Doblo a la izquierda.
Subo el volumen. Parece
que a esta hora salimos todos los postergados; gente que se golpea para pasar
primero y viejos que arrastran los pies. Me adelanto con vergüenza y culpa por
tener las piernas más ágiles, por ser más joven, por el impulso del apuro, por
no quedarme detrás de ellos y a su ritmo. Cuando yo arrastre los pies voy a
extrañar la velocidad, pero ahora integro la masa del desasosiego urbano,
aunque llegar tarde o unirme al tráfico de peatones que aun pueden adelantarse resultan
opciones irritantes. También podría terminar el informe antes de la reunión. Si
tomo un taxi en la esquina llego antes al consultorio y tendré que sentarme en
el sillón de la sala de espera hasta que se haga la hora.
Cruzo. Tercer
cuadra.
La esquina del bar.
Después de aquella tarde, nunca más entré. Todos los miércoles miro hacia esa
mesa, como si no nos hubiéramos sentado en otras. Recuerdo cuando me contabas
sobre la Curva de Moebius. Tiene una extraña propiedad: no posee nada que se
pueda llamar dentro y fuera.
Te miré con esa cara. Cortaste la servilleta de papel formando una banda, le
pediste al mozo la birome, hiciste una línea de puntos sobre uno de los lados,
le diste un giro, uniste ambas puntas. Parece que va a llover. Algún día
debería sentarme en esa mesa y pedir un café como si nada hubiera pasado.
Semáforo.
Siempre lo mismo:
basta que piense en que puede llover para que empiece a ver gente que ya salió
con el paraguas por si acaso. Por qué no soy de los que salen con paraguas en
vez de ser de los que salen con apuro?
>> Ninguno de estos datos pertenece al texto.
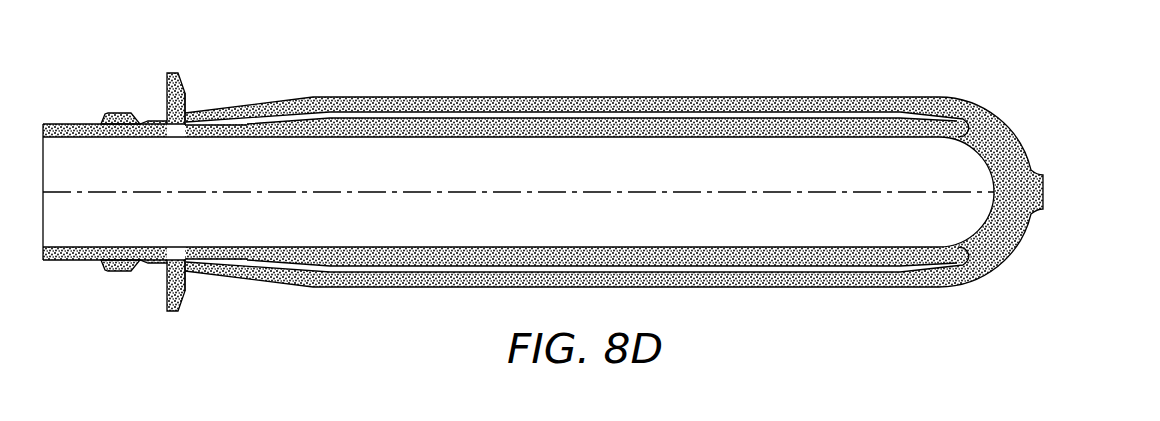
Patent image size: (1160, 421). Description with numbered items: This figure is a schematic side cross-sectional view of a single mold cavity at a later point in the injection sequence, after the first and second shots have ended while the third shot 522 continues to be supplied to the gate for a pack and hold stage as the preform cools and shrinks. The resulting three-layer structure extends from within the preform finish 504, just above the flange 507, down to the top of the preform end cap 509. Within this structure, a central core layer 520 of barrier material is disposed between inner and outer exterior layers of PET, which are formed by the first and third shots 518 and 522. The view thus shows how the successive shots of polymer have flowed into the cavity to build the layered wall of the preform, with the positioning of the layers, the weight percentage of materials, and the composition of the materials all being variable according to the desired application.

The preform finish 504 is at (167, 312).
The flange 507 is at (182, 297).
The preform end cap 509 is at (1000, 263).
The first shot 518 is at (118, 113).
The central core layer 520 is at (642, 118).
The third shot 522 is at (1015, 148).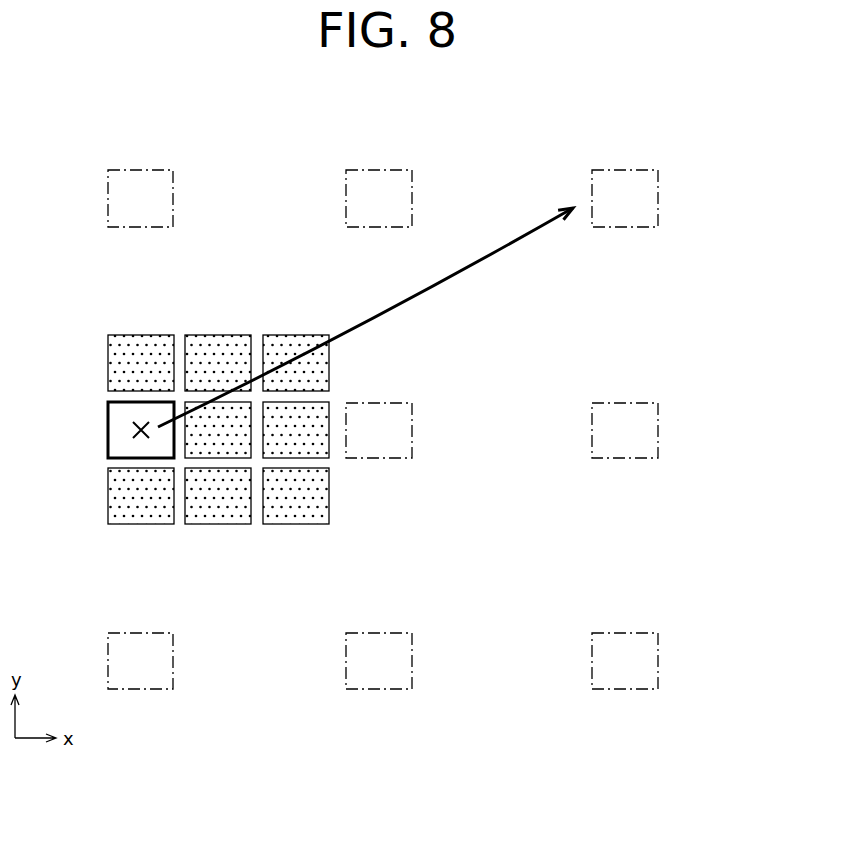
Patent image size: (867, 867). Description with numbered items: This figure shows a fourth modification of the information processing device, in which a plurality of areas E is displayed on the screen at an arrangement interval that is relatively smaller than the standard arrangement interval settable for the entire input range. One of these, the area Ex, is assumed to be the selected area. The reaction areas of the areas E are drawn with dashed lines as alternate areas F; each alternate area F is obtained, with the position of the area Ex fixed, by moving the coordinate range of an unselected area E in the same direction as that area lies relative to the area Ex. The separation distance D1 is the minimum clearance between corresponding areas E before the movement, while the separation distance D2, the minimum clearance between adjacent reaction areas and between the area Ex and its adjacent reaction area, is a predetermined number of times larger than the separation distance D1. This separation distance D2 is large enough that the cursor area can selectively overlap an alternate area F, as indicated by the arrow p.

The area E is at (233, 335).
The selected area Ex is at (108, 430).
The alternate area F is at (658, 193).
The arrow p is at (457, 278).
The separation distance D1 is at (185, 333).
The separation distance D2 is at (348, 168).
Enciendo un cigarrillo.
Si uno se pone a
andar por la cara interior de la banda, de repente aparece por la cara exterior
y viceversa, dijiste, y llevaste mi dedo a pasear por la línea de puntos azules
hasta que desaparecieron.
Es el tercer timbre,
claramente.
Quinta cuadra.
Terminar el informe
antes. Yo, todo yo. No, que se haga cargo. Yo no soy su asistente, cumplí con
mi parte y no soy ningún pelotudo que se deje pisotear; prefiero ser un hijo de
puta, como Ernesto, de vez en cuando, para variar, para salirme del rol de buen
compañero que salva al equipo desde el anonimato. Gotas. Tendría que haber
tomado un taxi. Voy a llegar mojado al consultorio porque no llevo paraguas
porque no soy previsor porque siempre salgo a último momento con el tiempo
contado para llegar caminando con buen clima hasta la puerta blanca de
picaporte dorado donde me olvido el número pero a dos cuadras se que es el
tres. Si tuviera un asistente, un pelotudo como yo que hiciera todo mi trabajo,
recordaría el paraguas por lo menos.
Avenida. Llueve tanto.
Y después dijiste : Ves? No hay dentro ni fuera, ni arriba, ni abajo…
La curva de Moebius no es
orientable. Los auriculares no son a prueba de agua.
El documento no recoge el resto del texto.